Why we need to have trust in data
Our digital identity and integrity are as important as our physical identity and integrity. Data and digital flows are the foundations of our social functioning and primary source of value in the global digital economy. However, a few Mega-Tech companies have been able to extract, monopolize and monetize our data over the last two decades.
More than 90% of Western data is hosted in the US. Geopolitical actors use digital technology and data increasingly as tools of power. Legal initiatives such as the US Cloud Act or the Chinese Surveillance Legislation give their governments unlimited access to data abroad. A cyber arms race is ongoing using a wide range of techniques, from blunt nation-state cyber-attacks to sophisticated social manipulation.

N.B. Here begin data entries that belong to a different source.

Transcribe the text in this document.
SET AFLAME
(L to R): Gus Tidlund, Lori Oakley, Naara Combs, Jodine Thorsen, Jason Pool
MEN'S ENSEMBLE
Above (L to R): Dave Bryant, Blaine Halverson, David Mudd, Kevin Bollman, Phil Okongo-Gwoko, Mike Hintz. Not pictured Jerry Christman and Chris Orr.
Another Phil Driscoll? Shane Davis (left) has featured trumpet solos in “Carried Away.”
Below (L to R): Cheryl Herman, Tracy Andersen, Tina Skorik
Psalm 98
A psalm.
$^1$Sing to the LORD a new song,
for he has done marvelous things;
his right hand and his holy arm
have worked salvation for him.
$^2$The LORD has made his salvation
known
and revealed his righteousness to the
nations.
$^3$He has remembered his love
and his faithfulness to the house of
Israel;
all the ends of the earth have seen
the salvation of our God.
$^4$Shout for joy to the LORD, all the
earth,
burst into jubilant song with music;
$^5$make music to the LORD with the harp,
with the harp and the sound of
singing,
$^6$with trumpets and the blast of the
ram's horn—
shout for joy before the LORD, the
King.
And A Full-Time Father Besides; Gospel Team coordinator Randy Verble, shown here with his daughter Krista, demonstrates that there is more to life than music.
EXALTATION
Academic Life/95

In short, digitisation has made us as individuals, as businesses and as countries very dependent and vulnerable and hindered in capitalizing on our own assets. As a result, individuals, organisations, and governments are re-evaluating their external exposure and launching digital sovereignty-related initiatives to maintain or acquire physical and digital control over their strategic assets, including data, algorithms, and critical software.

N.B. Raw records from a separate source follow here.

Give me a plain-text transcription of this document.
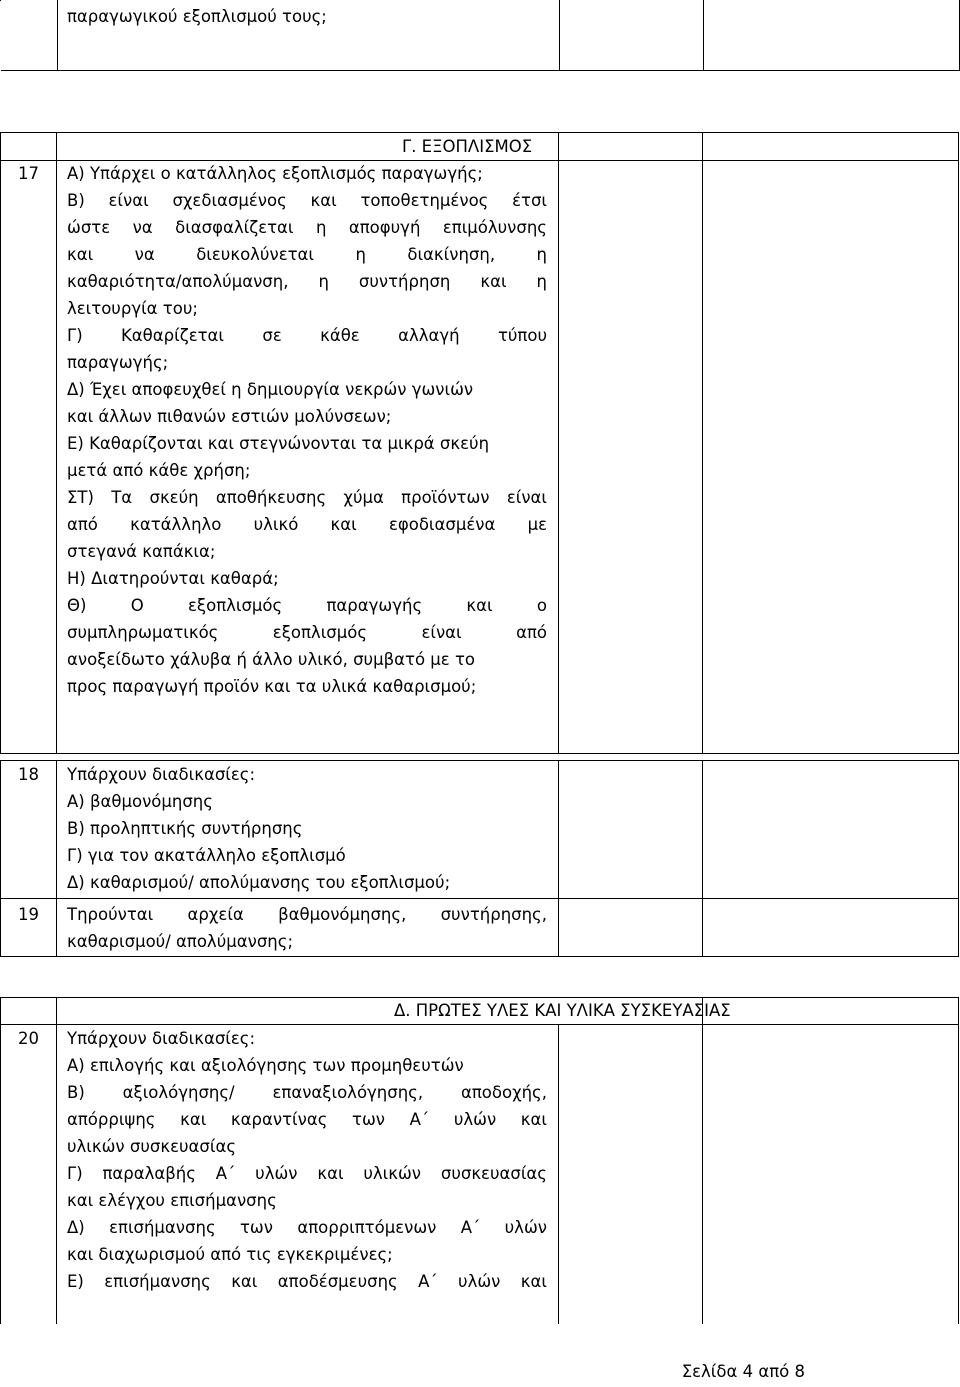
παραγωγικού εξοπλισμού τους;
Γ. ΕΞΟΠΛΙΣΜΟΣ
17 Α) Υπάρχει ο κατάλληλος εξοπλισμός παραγωγής;
Β) είναι σχεδιασμένος και τοποθετημένος έτσι
ώστε να διασφαλίζεται η αποφυγή επιμόλυνσης
και να διευκολύνεται η διακίνηση, η
καθαριότητα/απολύμανση, η συντήρηση και η
λειτουργία του;
Γ) Καθαρίζεται σε κάθε αλλαγή τύπου
παραγωγής;
Δ) Έχει αποφευχθεί η δημιουργία νεκρών γωνιών
και άλλων πιθανών εστιών μολύνσεων;
Ε) Καθαρίζονται και στεγνώνονται τα μικρά σκεύη
μετά από κάθε χρήση;
ΣΤ) Τα σκεύη αποθήκευσης χύμα προϊόντων είναι
από κατάλληλο υλικό και εφοδιασμένα με
στεγανά καπάκια;
Η) Διατηρούνται καθαρά;
Θ) Ο εξοπλισμός παραγωγής και ο
συμπληρωματικός εξοπλισμός είναι από
ανοξείδωτο χάλυβα ή άλλο υλικό, συμβατό με το
προς παραγωγή προϊόν και τα υλικά καθαρισμού;
18 Υπάρχουν διαδικασίες:
Α) βαθμονόμησης
Β) προληπτικής συντήρησης
Γ) για τον ακατάλληλο εξοπλισμό
Δ) καθαρισμού/ απολύμανσης του εξοπλισμού;
19 Τηρούνται αρχεία βαθμονόμησης, συντήρησης,
καθαρισμού/ απολύμανσης;
Δ. ΠΡΩΤΕΣ ΥΛΕΣ ΚΑΙ ΥΛΙΚΑ ΣΥΣΚΕΥΑΣΙΑΣ
20 Υπάρχουν διαδικασίες:
Α) επιλογής και αξιολόγησης των προμηθευτών
Β) αξιολόγησης/ επαναξιολόγησης, αποδοχής,
απόρριψης και καραντίνας των Α΄ υλών και
υλικών συσκευασίας
Γ) παραλαβής Α΄ υλών και υλικών συσκευασίας
και ελέγχου επισήμανσης
Δ) επισήμανσης των απορριπτόμενων Α΄ υλών
και διαχωρισμού από τις εγκεκριμένες;
Ε) επισήμανσης και αποδέσμευσης Α΄ υλών και
Σελίδα 4 από 8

Around the world, governments are grappling with questions regarding the use of, and who benefits from, public and private data. Data governance and Data Stewardship is an ever-rising topic on the global policy agenda. Such a challenge is not new, policy makers and societies have been building governance systems that support public and private benefit from shared resources for a long time. What is different however, is the globalisation of data markets which has, to some degree, outpaced the evolution of consumer protections which are typically designed and enforced by Governments. As with most self-regulation the market is unlikely to enforce good practice on its own when it comes to data.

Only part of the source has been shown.